The main things to remember about what you’ll learn in this series are:
- Talking to another system’s “API” is kind of like knocking on a fortified castle door and talking through the guard’s little eye slot.
- Because we’re talking about computer-to-computer communication, everything is done within computer-friendly standards like HTTP(s), XML, & JSON.
- It’s handy to have a “beginner-intermediate” grasp of them so that you can focus on the additional rules presented by the particular API you’re trying to communicate with.
- Security matters. Don’t be careless with passwords and sensitive data. Someone’s always waiting for you to make one false move.
- You don’t have to learn to code to take advantage of HTTP(s) APIs – there’s downloadable software such as Postman that lets you point-and-click your way through writing great HTTP(s) requests.
- This is worth doing for its own sake, even if you don’t have time to learn to code!
- Many enterprise-level “Extract, Transform, Load” (ETL) tools have a rather point-and-click user interface along the lines of Postman, so you really can learn a useful skill without learning to code.

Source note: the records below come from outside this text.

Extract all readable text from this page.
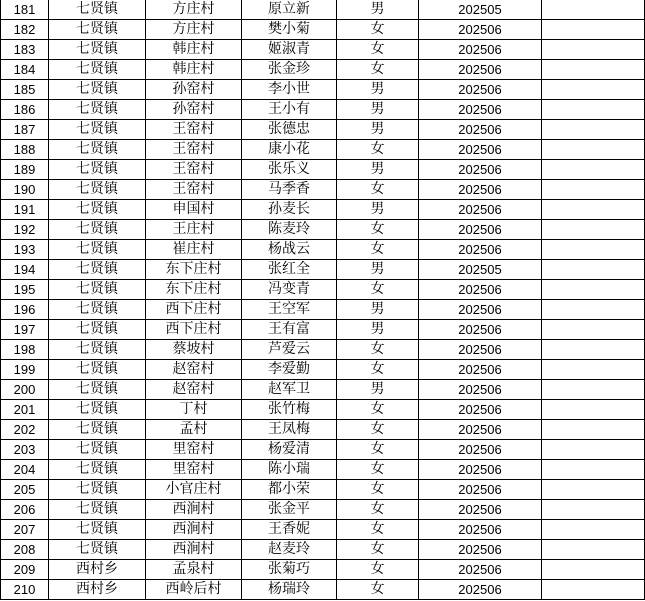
181	七贤镇	方庄村	原立新	男	202505	
182	七贤镇	方庄村	樊小菊	女	202506	
183	七贤镇	韩庄村	姬淑青	女	202506	
184	七贤镇	韩庄村	张金珍	女	202506	
185	七贤镇	孙窑村	李小世	男	202506	
186	七贤镇	孙窑村	王小有	男	202506	
187	七贤镇	王窑村	张德忠	男	202506	
188	七贤镇	王窑村	康小花	女	202506	
189	七贤镇	王窑村	张乐义	男	202506	
190	七贤镇	王窑村	马季香	女	202506	
191	七贤镇	申国村	孙麦长	男	202506	
192	七贤镇	王庄村	陈麦玲	女	202506	
193	七贤镇	崔庄村	杨战云	女	202506	
194	七贤镇	东下庄村	张红全	男	202505	
195	七贤镇	东下庄村	冯变青	女	202506	
196	七贤镇	西下庄村	王空军	男	202506	
197	七贤镇	西下庄村	王有富	男	202506	
198	七贤镇	蔡坡村	芦爱云	女	202506	
199	七贤镇	赵窑村	李爱勤	女	202506	
200	七贤镇	赵窑村	赵军卫	男	202506	
201	七贤镇	丁村	张竹梅	女	202506	
202	七贤镇	孟村	王凤梅	女	202506	
203	七贤镇	里窑村	杨爱清	女	202506	
204	七贤镇	里窑村	陈小瑞	女	202506	
205	七贤镇	小官庄村	都小荣	女	202506	
206	七贤镇	西涧村	张金平	女	202506	
207	七贤镇	西涧村	王香妮	女	202506	
208	七贤镇	西涧村	赵麦玲	女	202506	
209	西村乡	孟泉村	张菊巧	女	202506	
210	西村乡	西岭后村	杨瑞玲	女	202506	
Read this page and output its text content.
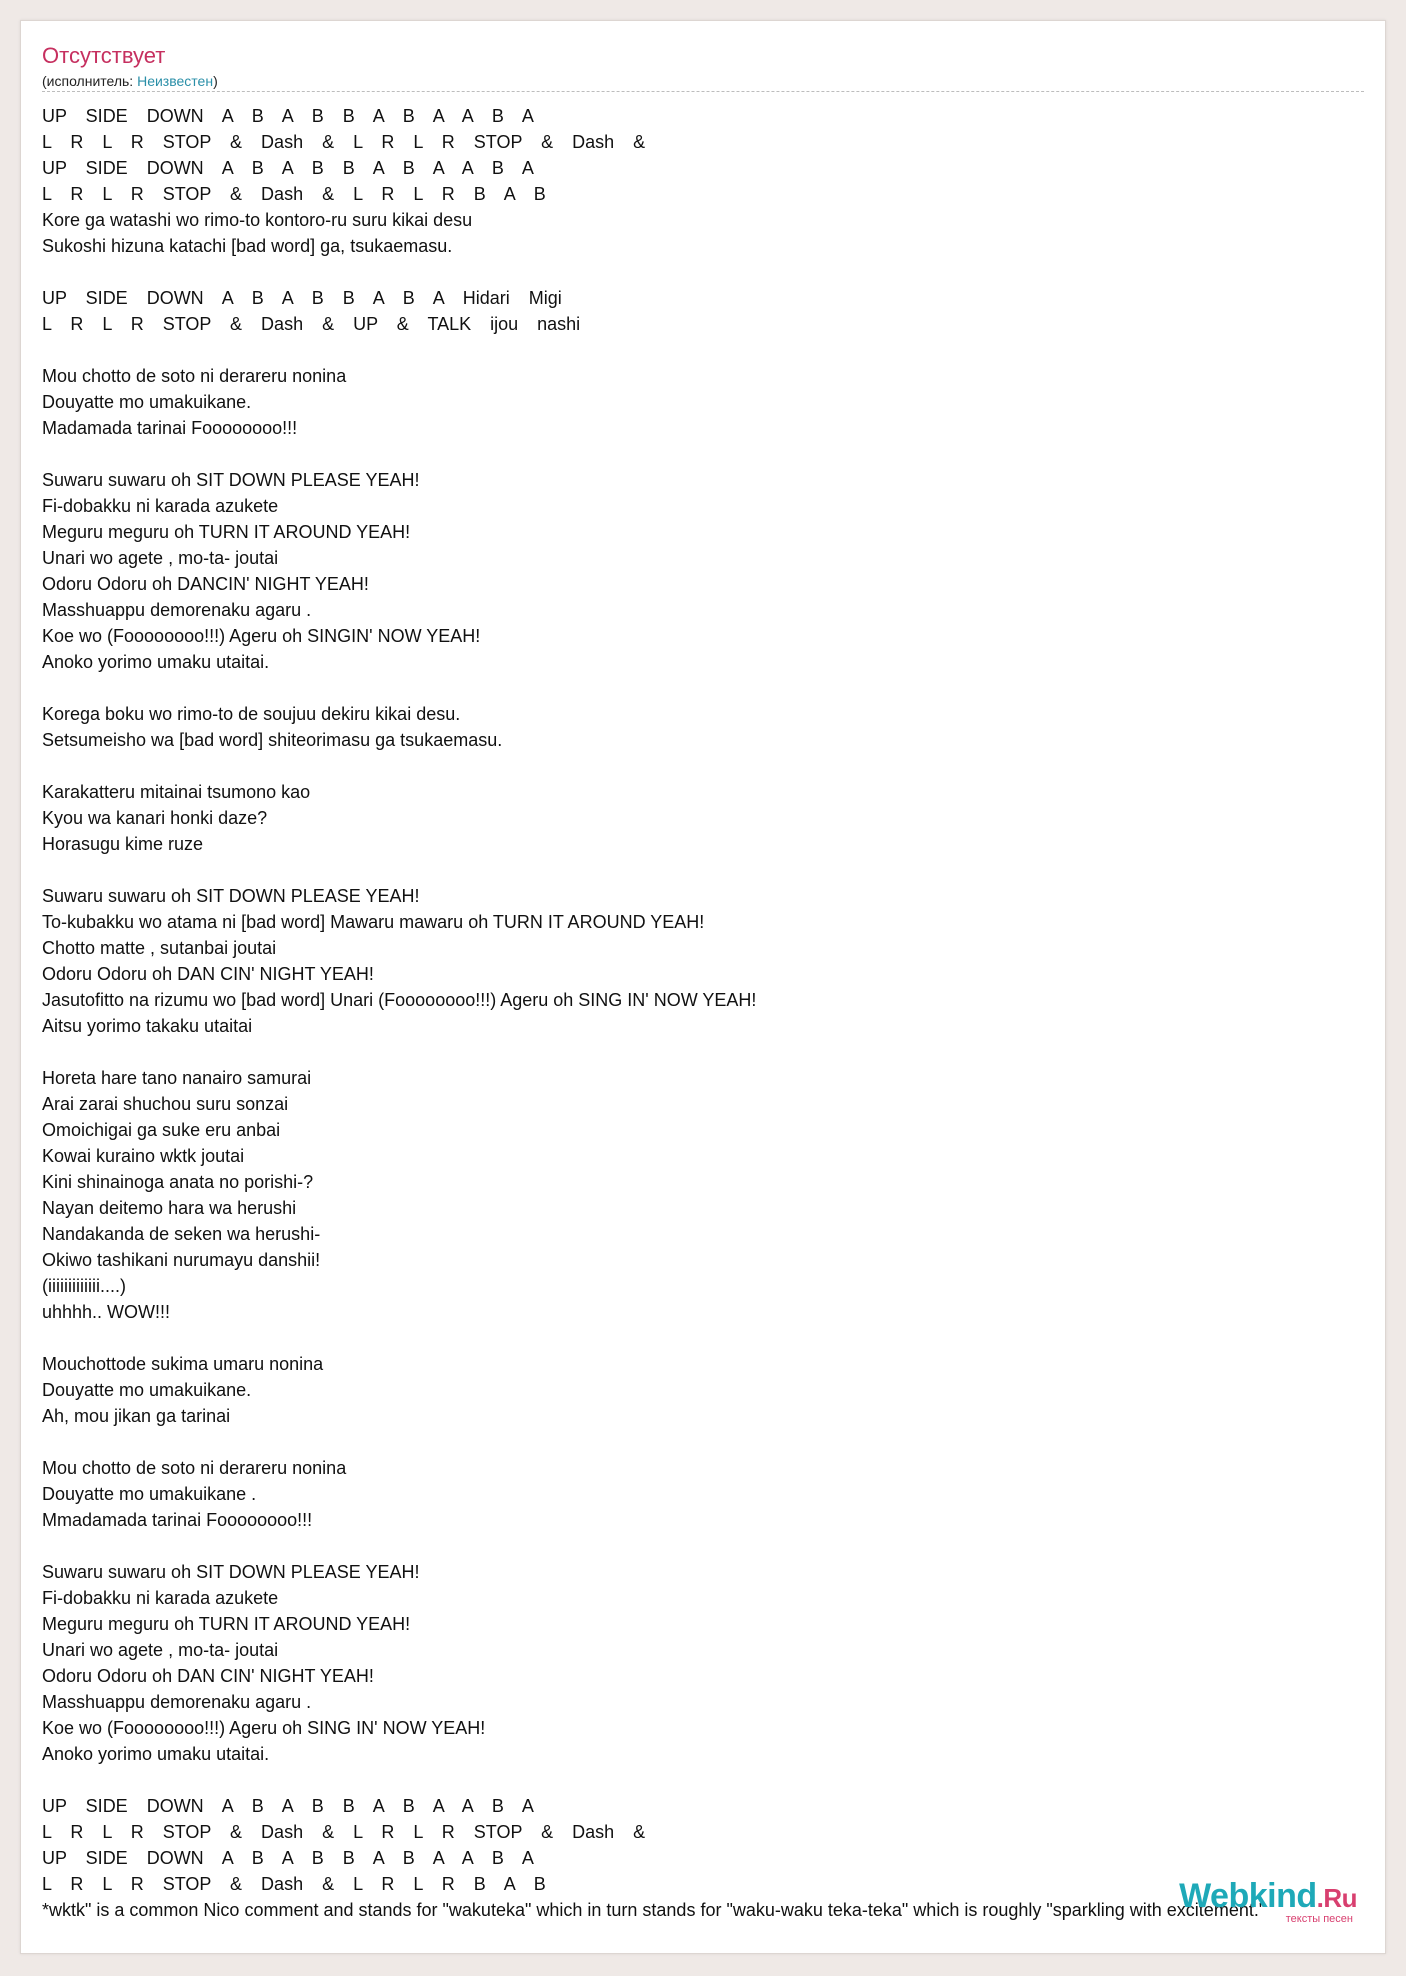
Отсутствует
(исполнитель: Неизвестен)
UP SIDE DOWN A B A B B A B A A B A
L R L R STOP & Dash & L R L R STOP & Dash &
UP SIDE DOWN A B A B B A B A A B A
L R L R STOP & Dash & L R L R B A B
Kore ga watashi wo rimo-to kontoro-ru suru kikai desu
Sukoshi hizuna katachi [bad word] ga, tsukaemasu.
UP SIDE DOWN A B A B B A B A Hidari Migi
L R L R STOP & Dash & UP & TALK ijou nashi
Mou chotto de soto ni derareru nonina
Douyatte mo umakuikane.
Madamada tarinai Foooooooo!!!
Suwaru suwaru oh SIT DOWN PLEASE YEAH!
Fi-dobakku ni karada azukete
Meguru meguru oh TURN IT AROUND YEAH!
Unari wo agete , mo-ta- joutai
Odoru Odoru oh DANCIN' NIGHT YEAH!
Masshuappu demorenaku agaru .
Koe wo (Foooooooo!!!) Ageru oh SINGIN' NOW YEAH!
Anoko yorimo umaku utaitai.
Korega boku wo rimo-to de soujuu dekiru kikai desu.
Setsumeisho wa [bad word] shiteorimasu ga tsukaemasu.
Karakatteru mitainai tsumono kao
Kyou wa kanari honki daze?
Horasugu kime ruze
Suwaru suwaru oh SIT DOWN PLEASE YEAH!
To-kubakku wo atama ni [bad word] Mawaru mawaru oh TURN IT AROUND YEAH!
Chotto matte , sutanbai joutai
Odoru Odoru oh DAN CIN' NIGHT YEAH!
Jasutofitto na rizumu wo [bad word] Unari (Foooooooo!!!) Ageru oh SING IN' NOW YEAH!
Aitsu yorimo takaku utaitai
Horeta hare tano nanairo samurai
Arai zarai shuchou suru sonzai
Omoichigai ga suke eru anbai
Kowai kuraino wktk joutai
Kini shinainoga anata no porishi-?
Nayan deitemo hara wa herushi
Nandakanda de seken wa herushi-
Okiwo tashikani nurumayu danshii!
(iiiiiiiiiiiii....)
uhhhh.. WOW!!!
Mouchottode sukima umaru nonina
Douyatte mo umakuikane.
Ah, mou jikan ga tarinai
Mou chotto de soto ni derareru nonina
Douyatte mo umakuikane .
Mmadamada tarinai Foooooooo!!!
Suwaru suwaru oh SIT DOWN PLEASE YEAH!
Fi-dobakku ni karada azukete
Meguru meguru oh TURN IT AROUND YEAH!
Unari wo agete , mo-ta- joutai
Odoru Odoru oh DAN CIN' NIGHT YEAH!
Masshuappu demorenaku agaru .
Koe wo (Foooooooo!!!) Ageru oh SING IN' NOW YEAH!
Anoko yorimo umaku utaitai.
UP SIDE DOWN A B A B B A B A A B A
L R L R STOP & Dash & L R L R STOP & Dash &
UP SIDE DOWN A B A B B A B A A B A
L R L R STOP & Dash & L R L R B A B
*wktk" is a common Nico comment and stands for "wakuteka" which in turn stands for "waku-waku teka-teka" which is roughly "sparkling with excitement."
Webkind.Ru
тексты песен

- However, if you are learning to code, or know how to code, you’ll want to learn to leverage HTTP(s) APIs in your programming language of choice.
- To really leverage APIs, you might need to level up your programming skills with respect to “data structures” and “file I/O.”
- (That is, if the API’s rule is “use pink 12x12x12 boxes,” you need to know how to cut a box to size and how to color it pink.)